The Importance of Attention
Attention is essential. Very few people realize this, but it’s a mental ability that can be strengthened with practice. The more concentrated we are, the more fully attentive to the moment we are, the more mindful we are of what’s going on and the better we do whatever it is we want to do.
There’s data showing, for example, that concentration levels of athletes predict very well with their performance in the following season. As every trainer knows, if a client’s mind is wandering, if he or she is distracted, the client just won’t get the maximum benefit from the exercise program you’ve designed. You want to be fully present, and you want your client to be fully present.
Attention is the essence and the foundation of what you’re doing in a coaching session. Attention is a muscle, a mental muscle. The basic move in the mental gym is this: You concentrate on being fully present. Your mind is going to wander. Minds wander—that’s the way we're wired. The trick is to be mindful of the fact that, "Oh my mind has wandered," and to bring it back to that original point of focus. Every time you do that, the neurocircuitry for concentrating gets that much stronger. It's exactly parallel to working out in the gym, but the gym here is the mind.
Mind wandering, although it's very powerful in bringing people out of the moment, is actually very feeble. That’s because a simple reminder like, “Let’s focus,” is going to make it vanish and bring a person back. The key, actually, is your mindfulness in noticing that the client has drifted away, and helping them realize that and bring themselves back.
Attention and Focus
There are three kinds of attention that matter very much. One is full concentration—that’s being absolutely present to the client. The second is daydreaming. It's not just the client who daydreams—you can be daydreaming, too. If you’re daydreaming, you’re just not present. You have to remind yourself to come back into focus.
The third kind of attention is what happens when you’re emotionally upset about something. The worst, most powerful kind of distractor is upsetting emotions. It’s often things in your relationships that aren’t working well that just keep coming back to you. When it does, it hijacks your attention.
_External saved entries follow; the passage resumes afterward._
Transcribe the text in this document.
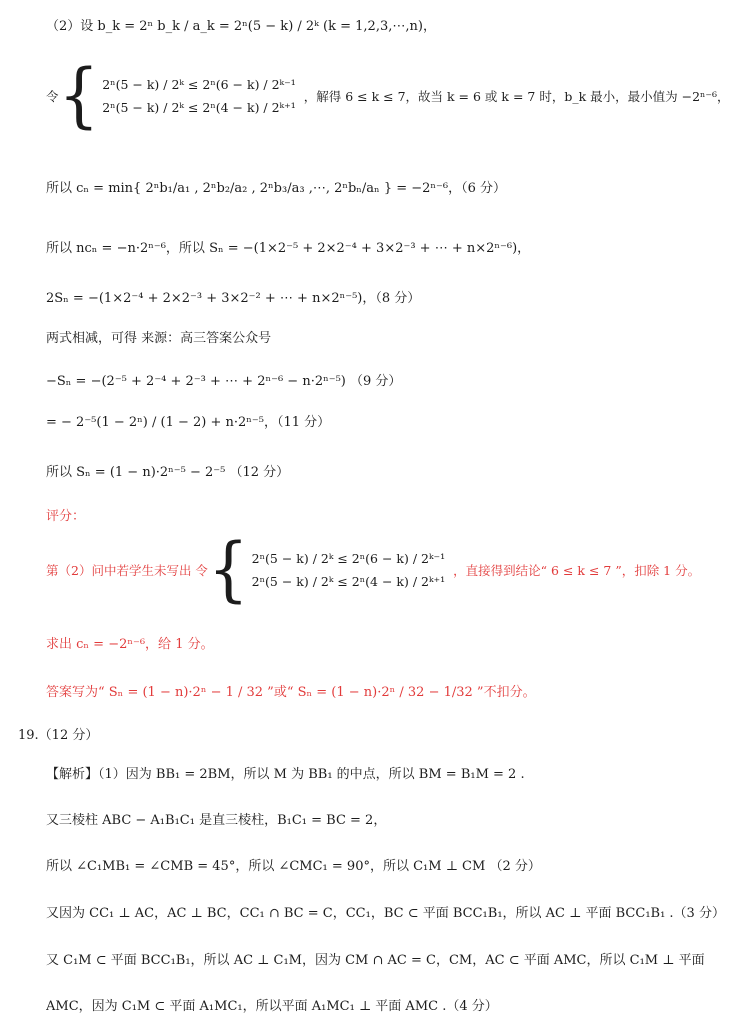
（2）设 b_k = 2ⁿ b_k / a_k = 2ⁿ(5 − k) / 2ᵏ (k = 1,2,3,⋯,n)，
令 { 2ⁿ(5 − k) / 2ᵏ ≤ 2ⁿ(6 − k) / 2ᵏ⁻¹
2ⁿ(5 − k) / 2ᵏ ≤ 2ⁿ(4 − k) / 2ᵏ⁺¹
，解得 6 ≤ k ≤ 7，故当 k = 6 或 k = 7 时，b_k 最小，最小值为 −2ⁿ⁻⁶，
所以 cₙ = min{ 2ⁿb₁/a₁ , 2ⁿb₂/a₂ , 2ⁿb₃/a₃ ,⋯, 2ⁿbₙ/aₙ } = −2ⁿ⁻⁶，（6 分）
所以 ncₙ = −n·2ⁿ⁻⁶，所以 Sₙ = −(1×2⁻⁵ + 2×2⁻⁴ + 3×2⁻³ + ⋯ + n×2ⁿ⁻⁶)，
2Sₙ = −(1×2⁻⁴ + 2×2⁻³ + 3×2⁻² + ⋯ + n×2ⁿ⁻⁵)，（8 分）
两式相减，可得 来源：高三答案公众号
−Sₙ = −(2⁻⁵ + 2⁻⁴ + 2⁻³ + ⋯ + 2ⁿ⁻⁶ − n·2ⁿ⁻⁵) （9 分）
= − 2⁻⁵(1 − 2ⁿ) / (1 − 2) + n·2ⁿ⁻⁵，（11 分）
所以 Sₙ = (1 − n)·2ⁿ⁻⁵ − 2⁻⁵ （12 分）
评分：
第（2）问中若学生未写出 令 { 2ⁿ(5 − k) / 2ᵏ ≤ 2ⁿ(6 − k) / 2ᵏ⁻¹
2ⁿ(5 − k) / 2ᵏ ≤ 2ⁿ(4 − k) / 2ᵏ⁺¹
，直接得到结论“ 6 ≤ k ≤ 7 ”，扣除 1 分。
求出 cₙ = −2ⁿ⁻⁶，给 1 分。
答案写为“ Sₙ = (1 − n)·2ⁿ − 1 / 32 ”或“ Sₙ = (1 − n)·2ⁿ / 32 − 1/32 ”不扣分。
19.（12 分）
【解析】（1）因为 BB₁ = 2BM，所以 M 为 BB₁ 的中点，所以 BM = B₁M = 2 .
又三棱柱 ABC − A₁B₁C₁ 是直三棱柱，B₁C₁ = BC = 2，
所以 ∠C₁MB₁ = ∠CMB = 45°，所以 ∠CMC₁ = 90°，所以 C₁M ⊥ CM （2 分）
又因为 CC₁ ⊥ AC，AC ⊥ BC，CC₁ ∩ BC = C，CC₁，BC ⊂ 平面 BCC₁B₁，所以 AC ⊥ 平面 BCC₁B₁ .（3 分）
又 C₁M ⊂ 平面 BCC₁B₁，所以 AC ⊥ C₁M，因为 CM ∩ AC = C，CM，AC ⊂ 平面 AMC，所以 C₁M ⊥ 平面
AMC，因为 C₁M ⊂ 平面 A₁MC₁，所以平面 A₁MC₁ ⊥ 平面 AMC .（4 分）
It makes you think, “Gee, what could I have done? Should I have said that? What can I say next time I see her or him?” In other words, you start obsessing about something that’s not in the here and now. It takes a powerful reminder to bring yourself back: “Oh, I'm with a client. I’ve got to focus in the present.”
We’ve just started to realize that attention is integral to outstanding performance and excellence. The same is actually true in the gym. Everybody knows that at the Olympic level, it becomes a mental game. It becomes how well you can concentrate without getting agitated. You know that calm, clear focus is what you see in people who are world class in any sport.
You take that to your work with clients and one of the things you want to help them develop is their own focus. Because that will help them be better. It’s not just your focus—what you’re training, implicitly or explicitly, is the person's ability to concentrate on what they’re practicing, on what you’re telling them to do.
The good news is there are easy methods that you can use to help you and your clients become better at concentrating. This can be part of your workout. You can start with some easy attention training—tell your client it’s time to get focused, because every time you bring that wandering attention back, you’re strengthening the circuit. If you start a session with, “Okay, let’s do two, three, four, five minutes of this together,” you're going to have a much better session. Over time, you’re going to help that person be able to focus much better on his or her own.
It is essential that you go through those steps of focusing on one thing. When your mind wanders, you become aware of it, and you bring it back. You do it over and over again. It's really not much different from working out in a gym, and building your muscle. But what you're doing is building the mental ability to catch yourself in the moment.
No matter what it is you're doing—trying to help people lose weight or improve their fitness—if your clients don’t have the full power of their attention, you’re not going to be as effective in your work with them. Helping your clients enhance their ability to focus will help you be a better coach and help them achieve their goals.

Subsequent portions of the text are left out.